Bien pire, ces restrictions toujours élargies se trouvent assorties de pronostics mutilants, évidemment autoprédictifs : « Fais attention ! », « Incapable ! tu vas tomber » ! », « Idiote, fais comme cela ! », « Tais-toi donc, tu dis des bêtises ! », etc. Bref, on réduit leurs possibilités comme peau de chagrin, et leur assurance ne risque pas de trouver à se fortifier. Cette absence totale de confiance en les capacités de l’enfant à « faire attention », en ses possibilités propres de se rendre compte des situations et d’en tirer les conclusions pratiques nécessaires, l’impossibilité qui en découle pour les enfants de faire des erreurs et d’en tirer profit, a un effet autoprophétique bien connu : elle construit des enfants qui méconnaissent leurs possibilités, qui n’ont plus même accès à leur propre réalité… et qui se mettent en danger ou se blessent facilement.
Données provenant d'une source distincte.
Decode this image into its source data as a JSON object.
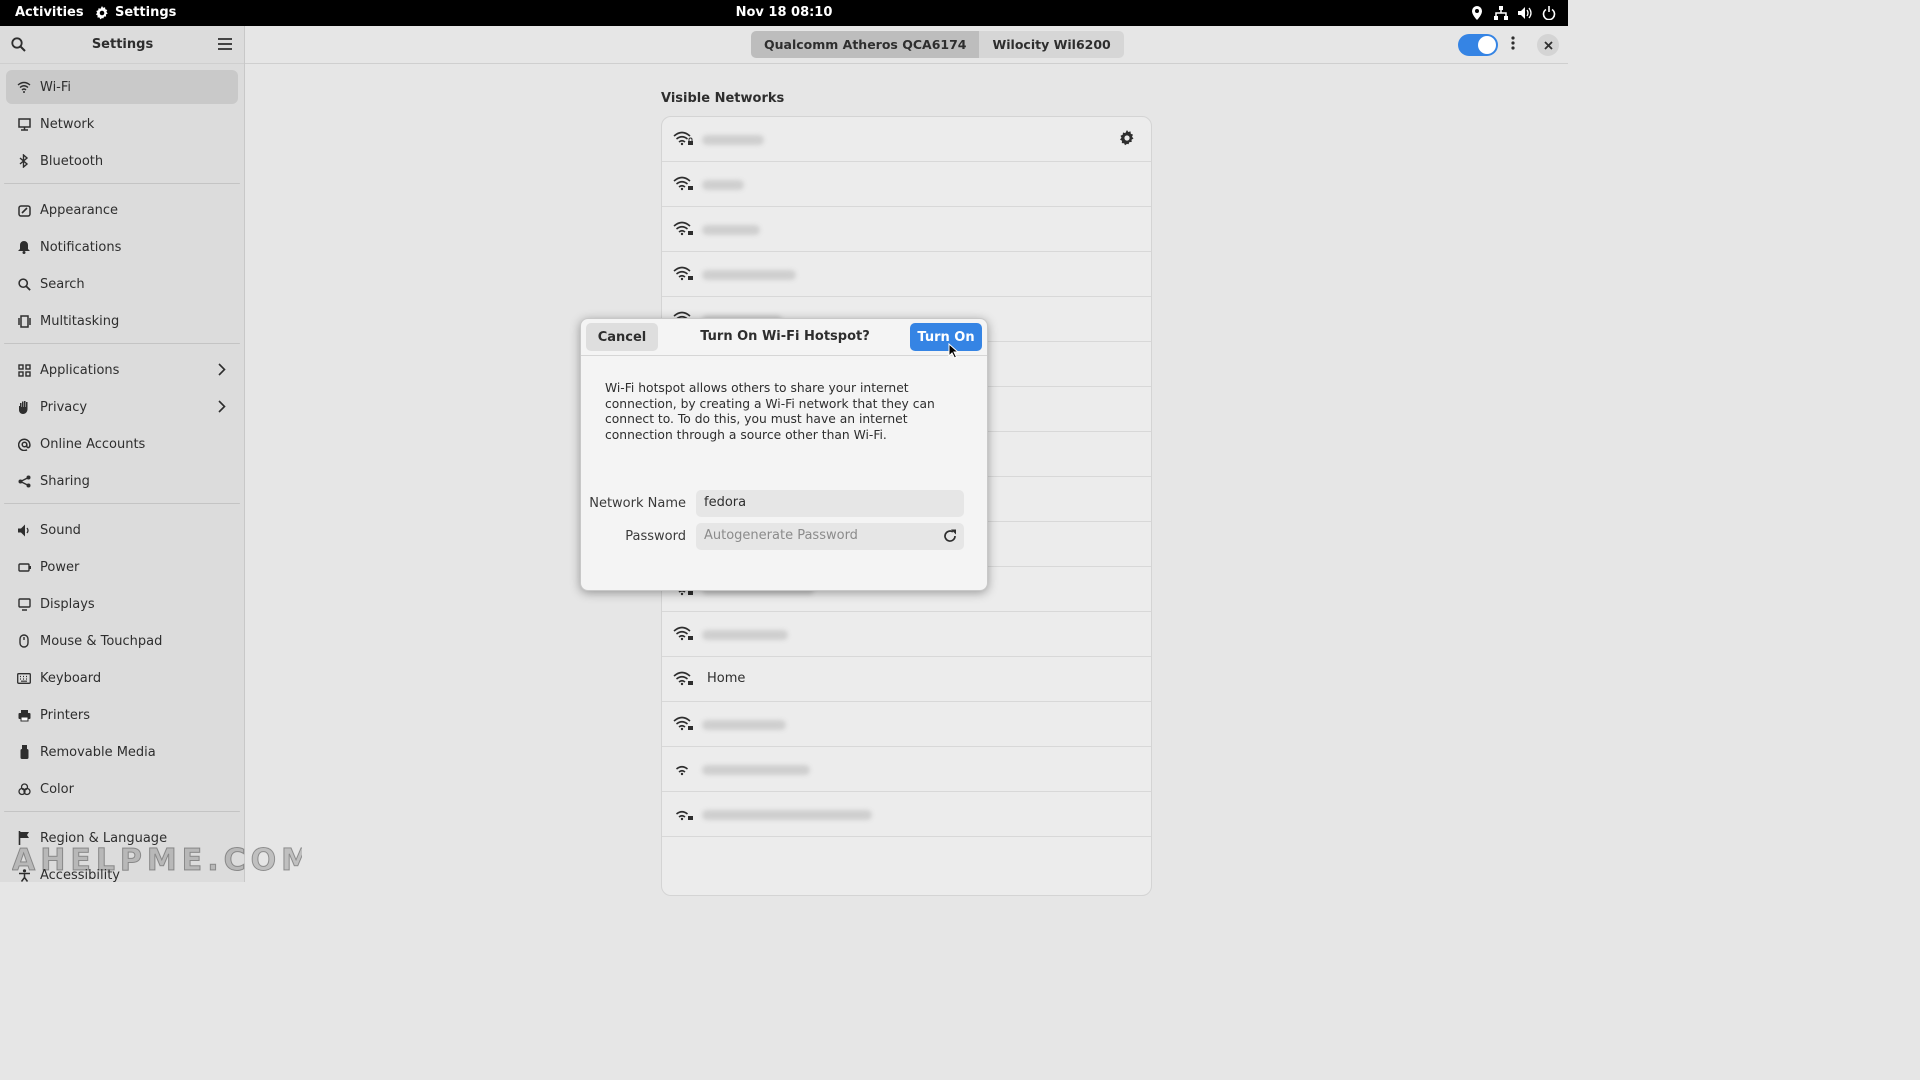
{
  "topbar": {
    "activities": "Activities",
    "app_name": "Settings",
    "clock": "Nov 18  08:10",
    "tray_icons": [
      "location-icon",
      "network-icon",
      "volume-icon",
      "power-icon"
    ]
  },
  "sidebar": {
    "title": "Settings",
    "items": [
      {
        "label": "Wi-Fi",
        "icon": "wifi-icon",
        "selected": true
      },
      {
        "label": "Network",
        "icon": "network-icon"
      },
      {
        "label": "Bluetooth",
        "icon": "bluetooth-icon"
      },
      {
        "label": "Appearance",
        "icon": "appearance-icon"
      },
      {
        "label": "Notifications",
        "icon": "bell-icon"
      },
      {
        "label": "Search",
        "icon": "search-icon"
      },
      {
        "label": "Multitasking",
        "icon": "multitasking-icon"
      },
      {
        "label": "Applications",
        "icon": "apps-icon",
        "chevron": true
      },
      {
        "label": "Privacy",
        "icon": "hand-icon",
        "chevron": true
      },
      {
        "label": "Online Accounts",
        "icon": "at-icon"
      },
      {
        "label": "Sharing",
        "icon": "share-icon"
      },
      {
        "label": "Sound",
        "icon": "speaker-icon"
      },
      {
        "label": "Power",
        "icon": "power-icon"
      },
      {
        "label": "Displays",
        "icon": "display-icon"
      },
      {
        "label": "Mouse & Touchpad",
        "icon": "mouse-icon"
      },
      {
        "label": "Keyboard",
        "icon": "keyboard-icon"
      },
      {
        "label": "Printers",
        "icon": "printer-icon"
      },
      {
        "label": "Removable Media",
        "icon": "usb-icon"
      },
      {
        "label": "Color",
        "icon": "color-icon"
      },
      {
        "label": "Region & Language",
        "icon": "flag-icon"
      },
      {
        "label": "Accessibility",
        "icon": "accessibility-icon"
      }
    ]
  },
  "header": {
    "adapters": [
      "Qualcomm Atheros QCA6174",
      "Wilocity Wil6200"
    ],
    "active_adapter": "Qualcomm Atheros QCA6174",
    "wifi_enabled": true
  },
  "networks": {
    "title": "Visible Networks",
    "known_name": "Home"
  },
  "dialog": {
    "cancel": "Cancel",
    "title": "Turn On Wi-Fi Hotspot?",
    "confirm": "Turn On",
    "description": "Wi-Fi hotspot allows others to share your internet connection, by creating a Wi-Fi network that they can connect to. To do this, you must have an internet connection through a source other than Wi-Fi.",
    "network_name_label": "Network Name",
    "network_name_value": "fedora",
    "password_label": "Password",
    "password_placeholder": "Autogenerate Password"
  },
  "watermark": "AHELPME.COM",
  "colors": {
    "accent": "#3584e4",
    "topbar": "#000000"
  }
}
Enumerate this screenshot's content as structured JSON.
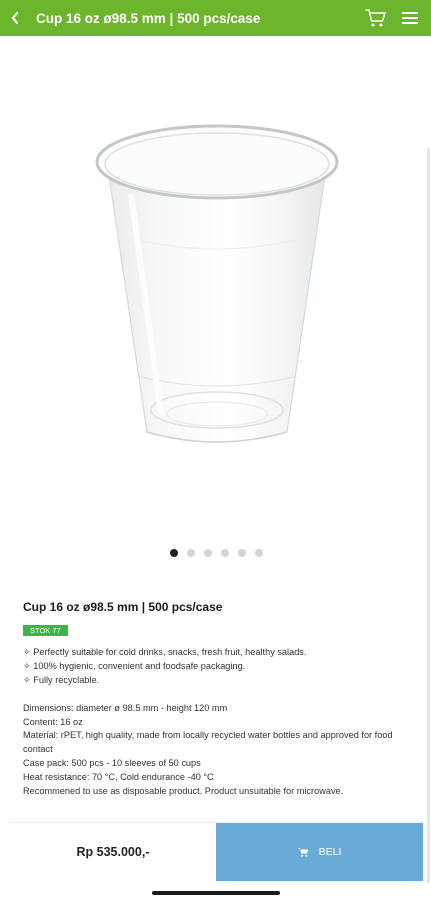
{
  "appbar": {
    "title": "Cup 16 oz ø98.5 mm | 500 pcs/case",
    "back_icon": "chevron-left-icon",
    "cart_icon": "cart-icon",
    "menu_icon": "hamburger-menu-icon",
    "color": "#6cb52d"
  },
  "gallery": {
    "image": "clear plastic cup",
    "slide_count": 6,
    "active_slide": 1
  },
  "product": {
    "title": "Cup 16 oz ø98.5 mm | 500 pcs/case",
    "stock_label": "STOK 77",
    "features": [
      "✧ Perfectly suitable for cold drinks, snacks, fresh fruit, healthy salads.",
      "✧ 100% hygienic, convenient and foodsafe packaging.",
      "✧ Fully recyclable."
    ],
    "specs": [
      "Dimensions: diameter ø 98.5 mm - height 120 mm",
      "Content: 16 oz",
      "Material: rPET, high quality, made from locally recycled water bottles and approved for food contact",
      "Case pack: 500 pcs - 10 sleeves of 50 cups",
      "Heat resistance: 70 °C, Cold endurance -40 °C",
      "Recommened to use as disposable product. Product unsuitable for microwave."
    ]
  },
  "bottom": {
    "price": "Rp 535.000,-",
    "buy_label": "BELI",
    "buy_color": "#6aaad6"
  }
}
Christine Delphy parle fort justement d’« éducation à l’incompétence ». Stevi Jackson note pour sa part :
« On envoie à l’école des enfants incapables de s’habiller eux-mêmes à un âge où, dans d’autres sociétés et dans la nôtre auparavant, ils auraient commencé à contribuer de façon substantielle à la vie et au travail de leur communauté [12] ».
Parvenir à un tel résultat, d’une ampleur inconnue dans aucune civilisation du passé, nécessite un travail herculéen de tous les jours : en effet, comme on l’a vu, les enfants spontanément ont plutôt une bonne idée d’eux-mêmes et de leurs propres capacités. Pour détruire leur confiance en eux, il faut consacrer à cette entreprise une attention permanente, une énergie renouvelée pendant des années ; il faut que l’enfant reste en permanence au centre de l’attention des adultes, et que cette attention soit sans relâche effective, qu’elle se traduise sans cesse par des gestes et des commentaires explicites, restreignant et canalisant tout champ d’action. Nos sociétés ne se laissent pas décourager et ne reculent devant aucune tâche, aussi titanesque soit-elle ! À cette condition, et à cette condition seulement, les enfants peuvent être produits immatures, incapables et irresponsables.